Politics & Government

McConnell seeks ‘a little less drama’ from the White House

By Jennifer Steinhauer and Emmarie Huetteman

The New York Times

Senate Majority Leader Mitch McConnell and President Donald Trump congratulated each other at a White House ceremony in February.
Senate Majority Leader Mitch McConnell and President Donald Trump congratulated each other at a White House ceremony in February. Associated Press

The Senate majority leader, Mitch McConnell, who has been largely silent on President’s Donald Trump’s increasing troubles concerning Russia, carefully pleaded with the administration to stop impeding the Republican agenda Tuesday morning as Democrats prepared to use their limited powers to pressure the White House to reveal more detail about the president’s meeting with Russian officials.

“I think we could do with a little less drama from the White House on a lot of things, so that we can focus on our agenda,” McConnell said in an interview on Bloomberg Television on Tuesday morning, reflecting an increasingly frustrated Republican majority over the near standstill of any policy agenda in the wake of Trump’s many contentious statements. As if to emphasize that point, when he took the Senate floor Tuesday, McConnell again criticized the health care law.

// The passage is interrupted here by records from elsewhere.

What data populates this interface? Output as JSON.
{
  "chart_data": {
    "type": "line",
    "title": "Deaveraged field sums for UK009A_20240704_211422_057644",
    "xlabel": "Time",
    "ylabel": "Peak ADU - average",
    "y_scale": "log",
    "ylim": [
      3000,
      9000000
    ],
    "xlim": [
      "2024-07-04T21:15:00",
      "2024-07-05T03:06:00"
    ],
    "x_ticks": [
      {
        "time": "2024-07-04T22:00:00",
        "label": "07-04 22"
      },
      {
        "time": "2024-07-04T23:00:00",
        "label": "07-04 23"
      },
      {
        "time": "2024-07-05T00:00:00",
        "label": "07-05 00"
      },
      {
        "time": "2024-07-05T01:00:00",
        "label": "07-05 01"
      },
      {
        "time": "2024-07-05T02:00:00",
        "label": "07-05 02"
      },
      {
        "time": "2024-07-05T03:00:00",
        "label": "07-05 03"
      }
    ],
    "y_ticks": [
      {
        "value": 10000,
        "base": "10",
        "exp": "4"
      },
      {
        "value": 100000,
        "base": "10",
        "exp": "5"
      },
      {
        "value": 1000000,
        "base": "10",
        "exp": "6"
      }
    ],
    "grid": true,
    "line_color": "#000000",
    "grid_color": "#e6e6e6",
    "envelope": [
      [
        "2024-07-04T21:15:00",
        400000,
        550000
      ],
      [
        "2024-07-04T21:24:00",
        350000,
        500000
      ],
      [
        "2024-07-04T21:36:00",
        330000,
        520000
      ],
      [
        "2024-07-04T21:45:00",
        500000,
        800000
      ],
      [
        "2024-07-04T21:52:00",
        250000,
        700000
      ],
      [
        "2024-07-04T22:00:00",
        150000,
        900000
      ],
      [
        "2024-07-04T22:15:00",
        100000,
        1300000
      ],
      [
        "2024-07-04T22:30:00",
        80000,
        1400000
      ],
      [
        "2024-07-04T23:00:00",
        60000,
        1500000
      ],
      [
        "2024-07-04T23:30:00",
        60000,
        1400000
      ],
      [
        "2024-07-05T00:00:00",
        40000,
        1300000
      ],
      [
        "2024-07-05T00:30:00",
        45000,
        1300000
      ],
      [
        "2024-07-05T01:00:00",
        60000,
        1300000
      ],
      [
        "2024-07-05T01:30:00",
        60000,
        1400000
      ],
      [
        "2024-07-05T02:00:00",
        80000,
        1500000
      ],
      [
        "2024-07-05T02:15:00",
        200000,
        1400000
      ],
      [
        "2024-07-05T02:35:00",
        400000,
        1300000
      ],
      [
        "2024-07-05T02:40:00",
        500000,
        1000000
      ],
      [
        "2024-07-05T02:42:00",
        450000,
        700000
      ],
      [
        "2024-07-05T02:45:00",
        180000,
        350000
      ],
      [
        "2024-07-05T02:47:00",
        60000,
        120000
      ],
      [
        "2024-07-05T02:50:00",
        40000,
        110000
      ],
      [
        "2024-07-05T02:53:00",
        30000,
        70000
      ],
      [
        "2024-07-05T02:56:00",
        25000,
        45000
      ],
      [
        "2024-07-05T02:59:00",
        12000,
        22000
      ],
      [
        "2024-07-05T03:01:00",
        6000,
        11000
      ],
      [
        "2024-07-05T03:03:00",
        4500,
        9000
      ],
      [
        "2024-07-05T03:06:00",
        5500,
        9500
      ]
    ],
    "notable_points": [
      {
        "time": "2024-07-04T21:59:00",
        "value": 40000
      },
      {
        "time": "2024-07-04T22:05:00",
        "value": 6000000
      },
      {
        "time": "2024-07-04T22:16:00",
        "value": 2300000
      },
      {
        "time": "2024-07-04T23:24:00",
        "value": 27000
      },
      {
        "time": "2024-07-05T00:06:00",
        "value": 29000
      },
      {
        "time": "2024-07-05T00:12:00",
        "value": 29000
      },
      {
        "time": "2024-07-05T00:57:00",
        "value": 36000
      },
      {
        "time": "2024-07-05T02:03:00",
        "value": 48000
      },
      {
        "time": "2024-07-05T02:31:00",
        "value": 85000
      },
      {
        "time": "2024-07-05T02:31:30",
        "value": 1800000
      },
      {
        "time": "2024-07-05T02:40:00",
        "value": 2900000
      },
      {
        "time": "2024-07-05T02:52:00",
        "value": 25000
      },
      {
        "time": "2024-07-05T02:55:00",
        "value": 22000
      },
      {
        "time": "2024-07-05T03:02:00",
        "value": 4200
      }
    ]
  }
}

The inscrutable McConnell did not go as far as Sen. Susan Collins, R-Maine, who serves on the Senate Intelligence Committee, who on Tuesday suggested in a statement that the information discussed by Trump with the Russians might have endangered allies.

“The disclosure of highly classified information has the potential to jeopardize sources and to discourage our allies from sharing future information vital to our security,” Collins said in her statement.

“Although the president has the legal authority to disclose classified information, it would be very troubling if he did share such sensitive reporting with the Russians,” she added. “The Senate Intelligence Committee should be briefed on this important issue immediately.”

Her comments followed remarks made to reporters Monday night by Sen. Bob Corker, R-Tenn., chairman of the Senate Foreign Relations Committee, who said that the White House was in “a downward spiral right now and have got to figure out a way to come to grips with all that’s happening.”

A spokeswoman for Sen. Richard Burr, R-N.C., chairman of the Senate Intelligence Committee, said in an email Tuesday that the committee had requested “additional information on recent reports about alleged dissemination of intelligence information” from the White House.

Overall, Republicans were tempered in their criticism of Trump, with many arguing that the president was acting within his authority to declassify information.

Sen. Chuck Schumer of New York, the Democratic leader, also took the Senate floor Tuesday morning, demanding that the Intelligence Committee be given access to the transcripts between Trump and the Russians.

“We rely on our intelligence from our allies to keep us safe,” Schumer said. “If our allies abroad can’t trust us to keep sensitive information close to the vest they may no longer share it with us.”

“Given the gravity of the matter we need to be able to quickly assess whether or not this report is true and what exactly was said,” Schumer said, calling on the White House to “make the transcript of the meeting available to congressional intelligence committees as soon as possible.”

Rep. Adam Schiff of California, the top Democrat on the House Intelligence Committee, called reports of Trump discussing highly classified information with Russian officials “deeply disturbing.”

“The administration and intelligence community must immediately and fully brief the House Intelligence Committee on what, if anything, was shared with Russian officials, and whether it could impact either our sensitive sources and methods, or our intelligence-sharing relationships,” he said in a statement.

Mike Pompeo, director of the CIA, is expected to brief members of the House committee Tuesday evening. Emily Hytha, a spokeswoman for Rep. Michael Conaway of Texas, the Republican who is heading the investigation on the committee, said the meeting had been scheduled “several weeks ago.”

Other Republicans seemed to give the White House the benefit of the doubt as they called for more information. “I suspect the administration will brief the Congress more fully on exactly what transpired,” said Sen. Tom Cotton, R-Ark., a former Army captain, said Tuesday during an interview on Hugh Hewitt’s radio show. “But I have much greater confidence in the word of H.R. McMaster on the record, in front of cameras, than I do anonymous sources in the media.”